In spite of all of the goodness around me, I am unsettled. My procrastination seems to be at an all-time high in a time when I have so much to do. Ever-growing mounds of laundry, dishes piling at every turn and my garden needing vast amounts of attention. Not only do I want to be successful at motherhood, I want to be a better housekeeper.

This spring I paid to go to exercise classes and every week something comes up to prevent me from attending as often as I should. The excuses are usually pretty weak. Last night I just wanted to spend time with my baby and this morning, well, I think it's just gotten to a point where I don't care any more. Sure, I should go. I'm even up early enough to have time to eat long enough before I go. But I don't.

Budgeting has also fallen by the wayside for me. I feel as though I have been pretty good about not buying extraneous items, but at the same time I am off the mark from where we need to be. Stupid mistakes that end up costing a lot of money. Stupid and so frustrating.

Worst of all is my spiritual life.

So here I am, highly frustrated with myself and throwing my vulnerability out into the world. They say you should only work on one new habit at a time, but I feel as though there are so many things in my life that need complete overhauls.

Debbie Downer signing off.

7 comments:

Anonymous said...

Sweety, I know exactly how you feel. Baby Steps. It's what I keep telling myself. I can't get any one thing done because I have so much to start. Breathe deeply. Prioritise. Take one task at a time. And work from there.

Like I said, it's what I keep telling myself. :)

Tricia said...

Girl, I am in that same boat with you. We should sail off and figure this out together!! I think we just need to take it a day at a time. I will pray for you...can you pray for me?

Tricia :)

Jean said...

It IS hard. Something is always piling up and know that you are handling everything so very well. I'm not going to suggest what to do b/c you already know what you need to do. But know that you are doing a great job. :)

sarah cool said...

I think you are wonderful, even though you feel so low. Bringing a living breathing crying pooping creature into the world is a huge undertaking... even if enough time has passed that you maybe don't feel like that's an excuse anymore. And if *I* think you are amazing... you know what God thinks. And His picture is the only one I care about. And even if His picture is of you sitting in a messy house with receipts and bills everywhere and weighing an extra 10 pounds - He still hangs it right up and LOVES looking at you. And is proud of His daughter. Cheesy... SO CHEESY I KNOW GIVE ME A BREAK... but also so true. Love you, Anne!!!

Anonymous said...

Transitioning to motherhood is crazy hard. I think everyone goes through a period of coming down off the initial baby high where we wallow for a bit. I go through phases where everything is clicking right into phases where I can't even move off the couch. That's why I think other mommies are so key. They can tell you its normal and give you some tips to motivate :)

heather said...

minus the transition into motherhood part, i understand this phase you are in... i am in and out of it a lot lately, actually, and you're right on about the 'one step at a time.' And i usually start with the spiritual side of things, and start small (I usually end up at a pray-as-you-go.org - it's 15 minutes of guided prayer/scripture meditation...sometimes i even do it when i'm lying down to take a nap).

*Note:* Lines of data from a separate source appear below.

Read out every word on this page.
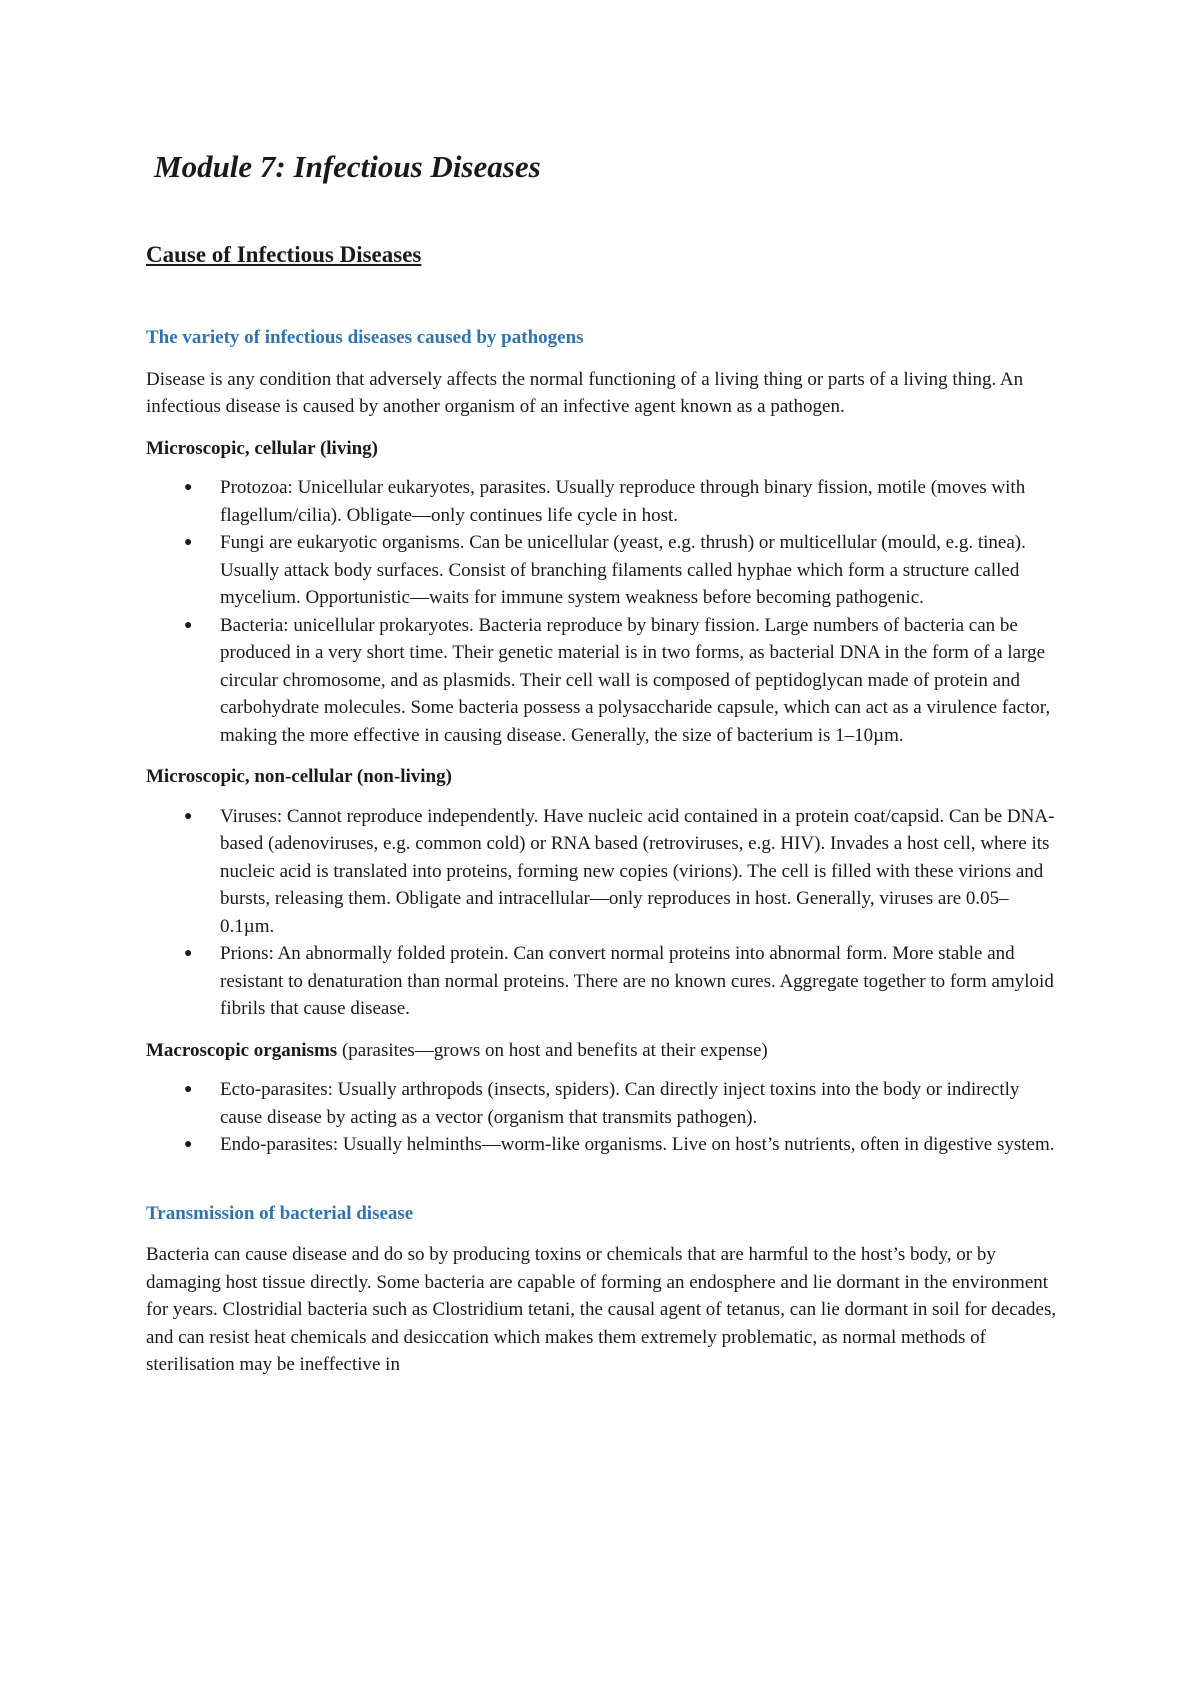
Module 7: Infectious Diseases
Cause of Infectious Diseases
The variety of infectious diseases caused by pathogens

Disease is any condition that adversely affects the normal functioning of a living thing or parts of a living thing. An infectious disease is caused by another organism of an infective agent known as a pathogen.

Microscopic, cellular (living)
● Protozoa: Unicellular eukaryotes, parasites. Usually reproduce through binary fission, motile (moves with flagellum/cilia). Obligate—only continues life cycle in host.
● Fungi are eukaryotic organisms. Can be unicellular (yeast, e.g. thrush) or multicellular (mould, e.g. tinea). Usually attack body surfaces. Consist of branching filaments called hyphae which form a structure called mycelium. Opportunistic—waits for immune system weakness before becoming pathogenic.
● Bacteria: unicellular prokaryotes. Bacteria reproduce by binary fission. Large numbers of bacteria can be produced in a very short time. Their genetic material is in two forms, as bacterial DNA in the form of a large circular chromosome, and as plasmids. Their cell wall is composed of peptidoglycan made of protein and carbohydrate molecules. Some bacteria possess a polysaccharide capsule, which can act as a virulence factor, making the more effective in causing disease. Generally, the size of bacterium is 1–10µm.
Microscopic, non-cellular (non-living)
● Viruses: Cannot reproduce independently. Have nucleic acid contained in a protein coat/capsid. Can be DNA-based (adenoviruses, e.g. common cold) or RNA based (retroviruses, e.g. HIV). Invades a host cell, where its nucleic acid is translated into proteins, forming new copies (virions). The cell is filled with these virions and bursts, releasing them. Obligate and intracellular—only reproduces in host. Generally, viruses are 0.05–0.1µm.
● Prions: An abnormally folded protein. Can convert normal proteins into abnormal form. More stable and resistant to denaturation than normal proteins. There are no known cures. Aggregate together to form amyloid fibrils that cause disease.
Macroscopic organisms (parasites—grows on host and benefits at their expense)
● Ecto-parasites: Usually arthropods (insects, spiders). Can directly inject toxins into the body or indirectly cause disease by acting as a vector (organism that transmits pathogen).
● Endo-parasites: Usually helminths—worm-like organisms. Live on host’s nutrients, often in digestive system.
Transmission of bacterial disease

Bacteria can cause disease and do so by producing toxins or chemicals that are harmful to the host’s body, or by damaging host tissue directly. Some bacteria are capable of forming an endosphere and lie dormant in the environment for years. Clostridial bacteria such as Clostridium tetani, the causal agent of tetanus, can lie dormant in soil for decades, and can resist heat chemicals and desiccation which makes them extremely problematic, as normal methods of sterilisation may be ineffective in
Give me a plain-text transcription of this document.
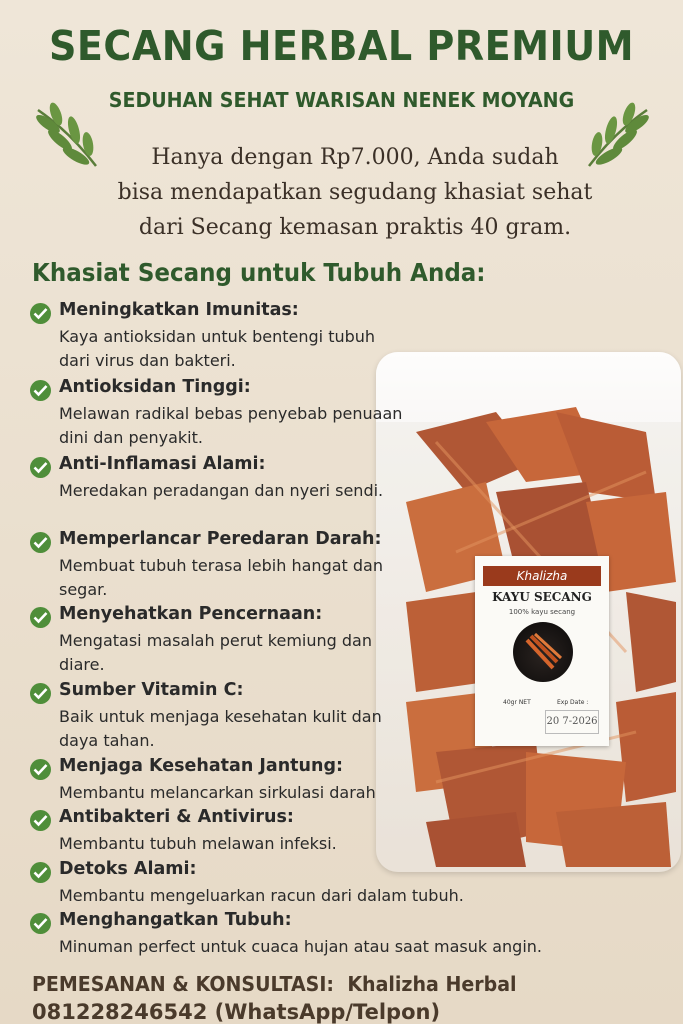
SECANG HERBAL PREMIUM
SEDUHAN SEHAT WARISAN NENEK MOYANG
Hanya dengan Rp7.000, Anda sudah
bisa mendapatkan segudang khasiat sehat
dari Secang kemasan praktis 40 gram.
Khasiat Secang untuk Tubuh Anda:
Khalizha
KAYU SECANG
100% kayu secang
40gr NET	Exp Date :
20 7-2026
Meningkatkan Imunitas:
Kaya antioksidan untuk bentengi tubuh dari virus dan bakteri.
Antioksidan Tinggi:
Melawan radikal bebas penyebab penuaan dini dan penyakit.
Anti-Inflamasi Alami:
Meredakan peradangan dan nyeri sendi.
Memperlancar Peredaran Darah:
Membuat tubuh terasa lebih hangat dan segar.
Menyehatkan Pencernaan:
Mengatasi masalah perut kemiung dan diare.
Sumber Vitamin C:
Baik untuk menjaga kesehatan kulit dan daya tahan.
Menjaga Kesehatan Jantung:
Membantu melancarkan sirkulasi darah
Antibakteri & Antivirus:
Membantu tubuh melawan infeksi.
Detoks Alami:
Membantu mengeluarkan racun dari dalam tubuh.
Menghangatkan Tubuh:
Minuman perfect untuk cuaca hujan atau saat masuk angin.
PEMESANAN & KONSULTASI: Khalizha Herbal
081228246542 (WhatsApp/Telpon)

but even if you don't start with the spiritual component, start with the are that seems the simplest and least overwhelming to you right now. give yourself one thing to do. just one.

i should be listening to my own advice right now... i think instead i'll just go back to bed...

Scrapnqueen said...

I got really frustrated with my so-called lack of spiritual discipline when my children were each in their first year of life. But then God helped me realize that it's okay if I am just too exhausted to read three chapters of my Bible every night or morning. I would grab my moments of prayer and introspection while I was breast-feeding or driving; He would speak to me through a word in turn from a friend or on someone's blog; I would read a few paragraphs from a devotion book or my Bible while I was using the bathroom (!).

It might not have been what I would call "spiritual growth"--more like spiritual survival--but it made me realize that God understands. He's still there with me, even in this exhausting phase of my life, and He speaks to me in more ways than I ever realized.

I hope you find your own new ways to spend time with Him.